The 340B PATIENTS Act targets limitations on the 340B drug pricing programme to ensure that vulnerable communities can access medications.
Pharmaceutical manufacturers have been called out by a US Senator who has announced a new bill to ensure vulnerable and low-income communities are provided more affordable drug access.
Peter Welch, the senator for Vermont, criticised manufacturers for placing restrictions on the 340B drug pricing programme which provides financial help to US hospitals to allow communities to access prescription drugs amid rising costs.
During the Covid-19 pandemic, several companies placed restrictions on the programme, putting a threshold on the number of pharmacies that 340B providers can use to dispense medications to patients. Welch called out the companies saying that the changes would disproportionately impact rural states facing a decline in pharmacies.
“Right now, the 340B programme is under attack from big pharma, endangering care for patients who rely on small rural healthcare providers for their healthcare needs,” said Welch in an 11 September press release.
Section 340B of the Public Health Services Act stipulates that pharmaceutical manufacturers participating in Medicaid must sell outpatient drugs at discounted prices to healthcare organisations taking on a higher proportion of uninsured and low-income patients.
The 340B programme allows hospitals to use savings to offer free care for uninsured patients, free vaccinations and more, as per the American Health Association (AHA). The Health Resources and Services Administration (HRSA) reports that enrolled hospitals currently achieve average savings of 25% – 50% in pharmaceutical purchases.
Welch’s new bill, the bicameral 340B Pharmaceutical Access To Invest in Essential, Needed Treatments & Support (PATIENTS) Act, will expand on this by placing a requirement on manufacturers to provide 340B discount prices to organisations covered under the programme, regardless of the manner or location in which a drug is dispensed.
This includes the dispensation of 340B drugs from contract pharmacies to patients. The new act will also block drug manufacturers from setting conditions for covered entities to purchase and use 340B drugs. Under the latest ruling, companies will have to pay a fee if they violate the act.

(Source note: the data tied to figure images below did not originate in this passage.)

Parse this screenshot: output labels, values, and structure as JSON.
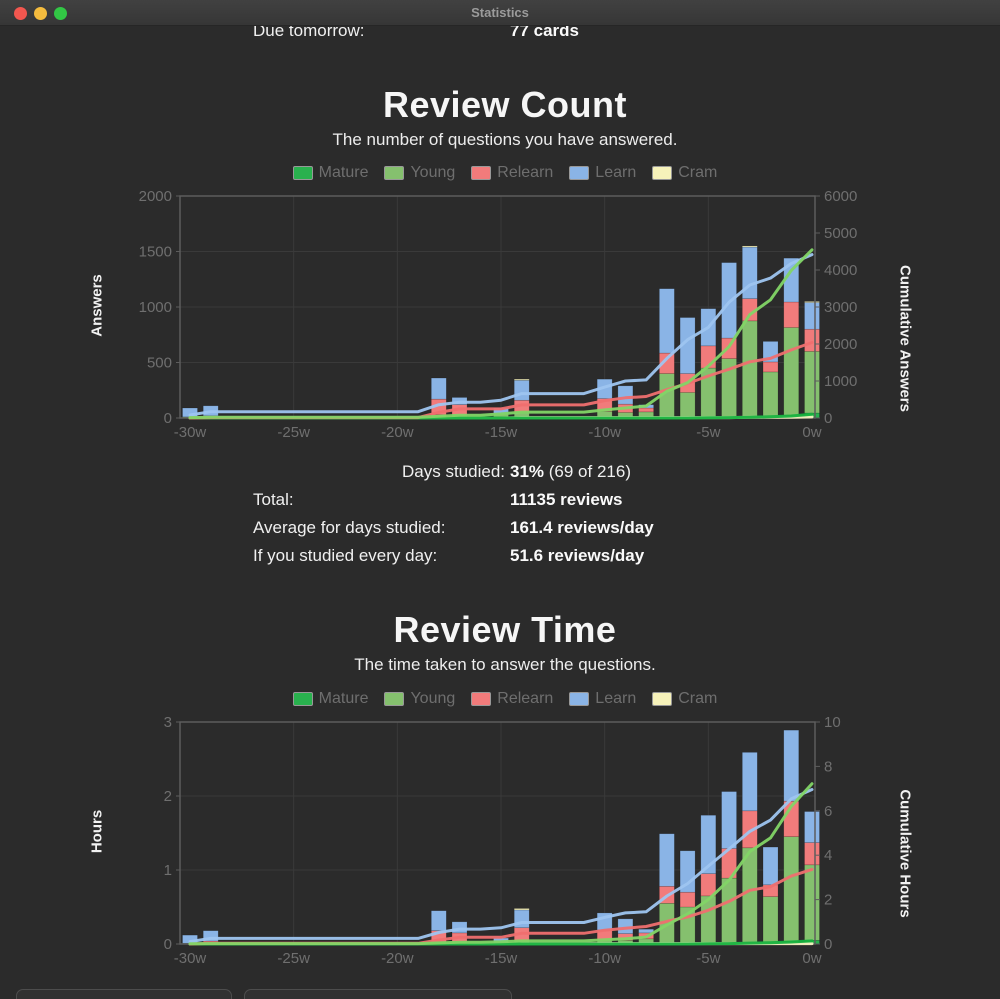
{
  "window": {
    "title": "Statistics"
  },
  "stats_header": {
    "label": "Due tomorrow:",
    "value": "77 cards"
  },
  "legend": [
    "Mature",
    "Young",
    "Relearn",
    "Learn",
    "Cram"
  ],
  "colors": {
    "background": "#2b2b2b",
    "bars": {
      "Mature": "#29b14e",
      "Young": "#85c06e",
      "Relearn": "#f17b7b",
      "Learn": "#8ab4e6",
      "Cram": "#f6f2ba"
    },
    "lines": {
      "Mature": "#16b23e",
      "Young": "#82d566",
      "Relearn": "#ef6f6f",
      "Learn": "#9ec5f0",
      "Cram": "#f6f2c0"
    },
    "grid": "#3a3a3a",
    "plot_border": "#5d5d5d",
    "tick_text": "#6f6f6f",
    "traffic_close": "#f2574f",
    "traffic_minimize": "#f5bc3e",
    "traffic_zoom": "#32c745"
  },
  "summary": {
    "days_studied_label": "Days studied:",
    "days_studied_pct": "31%",
    "days_studied_detail": " (69 of 216)",
    "rows": [
      {
        "label": "Total:",
        "value": "11135 reviews"
      },
      {
        "label": "Average for days studied:",
        "value": "161.4 reviews/day"
      },
      {
        "label": "If you studied every day:",
        "value": "51.6 reviews/day"
      }
    ]
  },
  "chart_data": [
    {
      "type": "bar",
      "id": "review-count",
      "title": "Review Count",
      "subtitle": "The number of questions you have answered.",
      "x_unit": "weeks",
      "x_range": [
        -30,
        0
      ],
      "x_ticks": [
        {
          "week": -30,
          "label": "-30w"
        },
        {
          "week": -25,
          "label": "-25w"
        },
        {
          "week": -20,
          "label": "-20w"
        },
        {
          "week": -15,
          "label": "-15w"
        },
        {
          "week": -10,
          "label": "-10w"
        },
        {
          "week": -5,
          "label": "-5w"
        },
        {
          "week": 0,
          "label": "0w"
        }
      ],
      "left_axis": {
        "label": "Answers",
        "ticks": [
          0,
          500,
          1000,
          1500,
          2000
        ],
        "max": 2000
      },
      "right_axis": {
        "label": "Cumulative Answers",
        "ticks": [
          0,
          1000,
          2000,
          3000,
          4000,
          5000,
          6000
        ],
        "max": 6000
      },
      "stack_order_bottom_to_top": [
        "Mature",
        "Young",
        "Relearn",
        "Learn",
        "Cram"
      ],
      "lines_are": "running cumulative total per series, plotted on right axis",
      "series": [
        {
          "name": "Mature",
          "values": [
            0,
            0,
            0,
            0,
            0,
            0,
            0,
            0,
            0,
            0,
            0,
            0,
            0,
            0,
            0,
            0,
            0,
            0,
            0,
            0,
            0,
            0,
            0,
            0,
            0,
            5,
            5,
            10,
            15,
            20,
            45
          ]
        },
        {
          "name": "Young",
          "values": [
            10,
            10,
            0,
            0,
            0,
            0,
            0,
            0,
            0,
            0,
            0,
            0,
            30,
            25,
            0,
            35,
            50,
            0,
            0,
            0,
            60,
            50,
            55,
            400,
            230,
            445,
            530,
            865,
            400,
            795,
            555
          ]
        },
        {
          "name": "Relearn",
          "values": [
            0,
            10,
            0,
            0,
            0,
            0,
            0,
            0,
            0,
            0,
            0,
            0,
            140,
            95,
            0,
            0,
            110,
            0,
            0,
            0,
            115,
            75,
            35,
            185,
            170,
            200,
            185,
            200,
            90,
            230,
            200
          ]
        },
        {
          "name": "Learn",
          "values": [
            80,
            90,
            0,
            0,
            0,
            0,
            0,
            0,
            0,
            0,
            0,
            0,
            190,
            65,
            0,
            55,
            180,
            0,
            0,
            0,
            175,
            165,
            30,
            580,
            505,
            335,
            680,
            465,
            185,
            395,
            240
          ]
        },
        {
          "name": "Cram",
          "values": [
            0,
            0,
            0,
            0,
            0,
            0,
            0,
            0,
            0,
            0,
            0,
            0,
            0,
            0,
            0,
            0,
            10,
            0,
            0,
            0,
            0,
            0,
            0,
            0,
            0,
            0,
            0,
            10,
            0,
            0,
            10
          ]
        }
      ]
    },
    {
      "type": "bar",
      "id": "review-time",
      "title": "Review Time",
      "subtitle": "The time taken to answer the questions.",
      "x_unit": "weeks",
      "x_range": [
        -30,
        0
      ],
      "x_ticks": [
        {
          "week": -30,
          "label": "-30w"
        },
        {
          "week": -25,
          "label": "-25w"
        },
        {
          "week": -20,
          "label": "-20w"
        },
        {
          "week": -15,
          "label": "-15w"
        },
        {
          "week": -10,
          "label": "-10w"
        },
        {
          "week": -5,
          "label": "-5w"
        },
        {
          "week": 0,
          "label": "0w"
        }
      ],
      "left_axis": {
        "label": "Hours",
        "ticks": [
          0,
          1,
          2,
          3
        ],
        "max": 3
      },
      "right_axis": {
        "label": "Cumulative Hours",
        "ticks": [
          0,
          2,
          4,
          6,
          8,
          10
        ],
        "max": 10
      },
      "stack_order_bottom_to_top": [
        "Mature",
        "Young",
        "Relearn",
        "Learn",
        "Cram"
      ],
      "lines_are": "running cumulative total per series, plotted on right axis",
      "series": [
        {
          "name": "Mature",
          "values": [
            0,
            0,
            0,
            0,
            0,
            0,
            0,
            0,
            0,
            0,
            0,
            0,
            0,
            0,
            0,
            0,
            0,
            0,
            0,
            0,
            0,
            0,
            0,
            0,
            0,
            0.01,
            0.01,
            0.02,
            0.02,
            0.03,
            0.05
          ]
        },
        {
          "name": "Young",
          "values": [
            0.01,
            0.01,
            0,
            0,
            0,
            0,
            0,
            0,
            0,
            0,
            0,
            0,
            0.03,
            0.03,
            0,
            0.02,
            0.04,
            0,
            0,
            0,
            0.05,
            0.05,
            0.07,
            0.55,
            0.5,
            0.64,
            0.88,
            1.28,
            0.62,
            1.42,
            1.02
          ]
        },
        {
          "name": "Relearn",
          "values": [
            0,
            0.03,
            0,
            0,
            0,
            0,
            0,
            0,
            0,
            0,
            0,
            0,
            0.15,
            0.12,
            0,
            0,
            0.18,
            0,
            0,
            0,
            0.14,
            0.09,
            0.08,
            0.23,
            0.2,
            0.3,
            0.4,
            0.5,
            0.16,
            0.48,
            0.3
          ]
        },
        {
          "name": "Learn",
          "values": [
            0.11,
            0.14,
            0,
            0,
            0,
            0,
            0,
            0,
            0,
            0,
            0,
            0,
            0.27,
            0.15,
            0,
            0.06,
            0.24,
            0,
            0,
            0,
            0.23,
            0.2,
            0.05,
            0.71,
            0.56,
            0.79,
            0.77,
            0.79,
            0.51,
            0.96,
            0.42
          ]
        },
        {
          "name": "Cram",
          "values": [
            0,
            0,
            0,
            0,
            0,
            0,
            0,
            0,
            0,
            0,
            0,
            0,
            0,
            0,
            0,
            0,
            0.02,
            0,
            0,
            0,
            0,
            0,
            0,
            0,
            0,
            0,
            0,
            0,
            0,
            0,
            0
          ]
        }
      ]
    }
  ]
}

Several organisations have openly expressed their backing of the bill including AHA, Advocates for Community Health, America’s Essential Hospitals (AEH), American Society of Health-System Pharmacists (ASHP).
“As a 340B provider, AIDS Healthcare Foundation (AHF) understands how contract pharmacy restrictions not only deny nonprofits vital savings but interfere with their successful models of care,” said the AHF in an 11 September statement.
In response to the release of a draft bill in March, the AHA called out the “egregious behaviour” of drug companies, insurers and pharmacy benefit managers.
“Their unlawful and pernicious practices have collectively undermined the 340B programme and harmed patient care”, wrote the organisation.